審査委員長総評
尾道市立大学経済情報学部 准教授 小川 長
全国1,000市区町村を対象に、毎年「ブランド総合研究所」が実施している『地域ブランド調査』の2014年における市区町村ランキングを見ると、尾道市は全国36位となっている。36位というと、何だか中途半端に感じるかもしれないけど、小さな尾道の町が全国1,000の市町村の中で上位5%の中に入っているんだと思うと、尾道市民としてとっても誇らしい気持ちになる。
因みに、上位100位の市区町村のランキングを見てみると、広島県内では他に広島市が94位にランクインしているだけだから、何だかスゴイ気がしてくる。また、中国地方5県の中でも100位以内にランクインしている市町村は6市しかなく、その中で尾道市は、21位の出雲市(島根県)に次いで中国地方で2番目(…ちょっと悔しいけど)となってて、3番目が43位の倉敷市(岡山県)だから、やっぱりスゴイなって思う。
こんな尾道の町で、尾道商工会議所が毎年開催している「ええみせじゃん尾道」も、始まってから今年で5年目という節目の年を迎えた。今年は35軒の店舗がエントリーされ、それらのお店を一軒一軒訪問し、予選審査と本選審査を厳正に行なって、今回6店舗の表彰店を選定した。
改めて選ばれたお店を見てみると今年も、全国的に名前の通ったお店から、フレッシュな感覚を発信しているユニークなお店まで出揃っていて、商都・尾道ならではの懐の深さ、裾野の広さを感じてしまう。どのお店も、とっても個性があって魅力的なのに、一人だけ目立っているわけじゃないと言うか、自分勝手な感じじゃないと言うか、どうもうまく言い表せないけど、尾道の町の中に溶け込んでしまっていて、それでいて尾道という町を形作っている欠かせない一部分であるという、そんな感じなのだ。
そう言えば、これって、まるで千光寺山から見える瀬戸内海の島々のようだ。千光寺山に登ると、眼下に大小さまざまな瀬戸内の美しい島々が見える。当然ながら、一つ一つの島は大きさも違うし、形も違う。造船所の大きなクレーンが建っている島があったり、湾の中に小さな集落を抱える島があったりする。橋でつながっていて、道路をスイスイ自動車が走っている島があるかと思えば、ポツンと浮かんでいる緑だけの小さく可愛い島もある。それぞれの島では、それぞれの島を故郷とする人たちが、今日もそれぞれの仕事をしながら、毎日の生活を営んでいる。それぞれの島で暮らしている人の文化や暮らしぶりは違うはずなんだけど、千光寺からみる美しい瀬戸内の風景はそれらさえも渾然一体となって、一つの美しいパノラマになっている。

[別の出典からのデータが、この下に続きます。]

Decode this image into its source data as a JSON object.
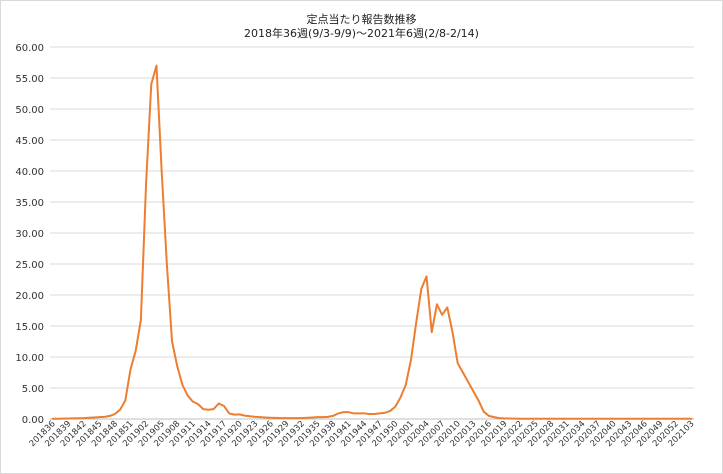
{
  "chart_data": {
    "type": "line",
    "title": "定点当たり報告数推移",
    "subtitle": "2018年36週(9/3-9/9)～2021年6週(2/8-2/14)",
    "xlabel": "",
    "ylabel": "",
    "ylim": [
      0,
      60
    ],
    "yticks": [
      "0.00",
      "5.00",
      "10.00",
      "15.00",
      "20.00",
      "25.00",
      "30.00",
      "35.00",
      "40.00",
      "45.00",
      "50.00",
      "55.00",
      "60.00"
    ],
    "grid": true,
    "line_color": "#ED7D31",
    "x_start": {
      "year": 2018,
      "week": 36,
      "weeks_in_year": 52
    },
    "x_tick_every": 3,
    "values": [
      0.05,
      0.05,
      0.06,
      0.08,
      0.1,
      0.12,
      0.15,
      0.2,
      0.25,
      0.3,
      0.35,
      0.5,
      0.8,
      1.5,
      3.0,
      8.0,
      11.0,
      16.0,
      38.0,
      54.0,
      57.0,
      40.0,
      25.0,
      12.5,
      8.5,
      5.5,
      3.8,
      2.8,
      2.4,
      1.6,
      1.5,
      1.6,
      2.5,
      2.1,
      0.9,
      0.7,
      0.75,
      0.55,
      0.45,
      0.35,
      0.3,
      0.25,
      0.2,
      0.18,
      0.15,
      0.15,
      0.15,
      0.15,
      0.15,
      0.2,
      0.25,
      0.3,
      0.3,
      0.35,
      0.5,
      0.9,
      1.1,
      1.1,
      0.9,
      0.9,
      0.9,
      0.8,
      0.8,
      0.9,
      1.0,
      1.3,
      2.0,
      3.5,
      5.5,
      9.5,
      15.5,
      21.0,
      23.0,
      14.0,
      18.5,
      16.8,
      18.0,
      14.0,
      9.0,
      7.5,
      6.0,
      4.5,
      3.0,
      1.2,
      0.5,
      0.3,
      0.15,
      0.1,
      0.08,
      0.06,
      0.05,
      0.05,
      0.05,
      0.05,
      0.05,
      0.05,
      0.05,
      0.05,
      0.05,
      0.05,
      0.05,
      0.05,
      0.05,
      0.05,
      0.05,
      0.05,
      0.05,
      0.05,
      0.05,
      0.05,
      0.05,
      0.05,
      0.05,
      0.05,
      0.05,
      0.05,
      0.05,
      0.05,
      0.05,
      0.05,
      0.05,
      0.05,
      0.05,
      0.05
    ]
  }
}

きっと、尾道の町もこれと同じなんじゃないのかなって思う。尾道のお店は、一軒一軒扱っている商品やサービスも違うし、お店の規模も違うし、働いている人のスタイルだって違う。でも、それが一つ一つとっても魅力的で、個性的でありながら尾道の町に溶け込んでて、なぜか町全体が一つのパノラマになっている。そんなところが、いつの間にか全国の人を惹きつけてやまない尾道っていう町の魅力になっているんだろうなあって、ボクは考えている。今回選ばれたお店はどこも、訪れるみなさんを決して落胆させることはない店だと、審査委員長として胸を張ることができる。